Using quotation marks can help you get more specific results – and bring you closer to what you want, quicker. These can be used in two ways:
1) By putting an entire phrase in quotation marks, the results returned will only feature that specific phrase – those words, in that order.
For example, search “Are they secret? Are they safe? – Why you should be using a password manager”, and you’ll find our own recent story on password managers.
2) If you’re using multiple search words but one is particularly important to you, by putting that word in quotation marks, you’ll ensure that search results feature that choice word. This will eliminate results that are irrelevant for your purposes.
For example, search Microtrading “IT support”, and Google will prioritise results pertaining to us, without including other understandings of the phrase ‘Microtrading’ or ‘micro trading’.
As an extension to that, you can also remove unwanted search results that would otherwise come up – read on…
No, not that! – excluding terms
If your Google search keeps returning results that relate to another topic that uses the same phraseology, with an exclude search you can take those out. It works as follows:
A search for bass -fish will find bass guitars and music-related results, but it will exclude those results for Bass, the species of fish.
Yes that, but also this and this – synonym searches in Google
Isn’t it frustrating when you know what you want, but don’t know the right name for it? Or perhaps you want related results in addition to the specific phrases you search?
A synonym search allows you to use similar words or a slightly less specific phrase in order to find related results that get you closer to what you want.
To do a synonym search is similar to an excluded term search. You need to put a ~ (tilde symbol) next to the word for which you’d like to include its synonyms/closely related phrases. As a simple example, searching art ~school will give you search results for art schools, colleges, universities, etc.
Can’t find the word(s)? Try the almighty asterisk
When you know everything but that key word, let Google find it for you. With an asterisk, you can give Google the task of finding the word, or words, you’re after – this is often referred to as a ‘wildcard’ search. It’s done like this:
Searching part of a popular phrase with an asterisk – the grass is always greener * – Google will find you the rest of that phrase, ‘the grass is always greener on the other side’.
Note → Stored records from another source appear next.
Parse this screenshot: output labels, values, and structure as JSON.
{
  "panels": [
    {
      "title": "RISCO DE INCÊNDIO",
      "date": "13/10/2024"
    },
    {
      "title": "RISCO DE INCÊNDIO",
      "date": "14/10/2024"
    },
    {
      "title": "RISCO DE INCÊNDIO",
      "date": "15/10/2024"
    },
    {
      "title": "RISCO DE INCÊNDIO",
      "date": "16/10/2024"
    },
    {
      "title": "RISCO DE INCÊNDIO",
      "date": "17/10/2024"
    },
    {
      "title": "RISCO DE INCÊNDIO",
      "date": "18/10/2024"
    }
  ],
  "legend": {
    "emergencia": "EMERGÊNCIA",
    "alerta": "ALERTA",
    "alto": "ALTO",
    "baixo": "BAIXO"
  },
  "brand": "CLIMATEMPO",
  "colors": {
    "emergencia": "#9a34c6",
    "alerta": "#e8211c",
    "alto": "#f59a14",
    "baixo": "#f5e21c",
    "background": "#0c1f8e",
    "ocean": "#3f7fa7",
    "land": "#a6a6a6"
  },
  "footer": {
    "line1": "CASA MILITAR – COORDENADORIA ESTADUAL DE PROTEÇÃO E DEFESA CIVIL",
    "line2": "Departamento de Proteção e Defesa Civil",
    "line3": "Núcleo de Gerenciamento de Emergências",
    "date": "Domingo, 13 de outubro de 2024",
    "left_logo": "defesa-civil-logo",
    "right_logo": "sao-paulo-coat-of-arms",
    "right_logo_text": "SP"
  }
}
This also helps if you want to find out more about a subject but don’t know what to look for. Google will effectively make suggestions relating to your search words by filling in the blanks with different words.
Oh, and it works for parts of a word too! If you know parts of a word, try filling the gaps with an asterisk and Google may be able to help find the word you’re after! For example:
Can’t remember that place in Wales with Britain’s longest place name? Search Llanfair*gogogoch and Google will tell you it’s Llanfairpwllgwyngyllgogerychwyrndrobwllllantysiliogogogoch.
Although, admittedly, Google will also tell you that if you just put Britain’s longest place name, but you get the point… happy Googling!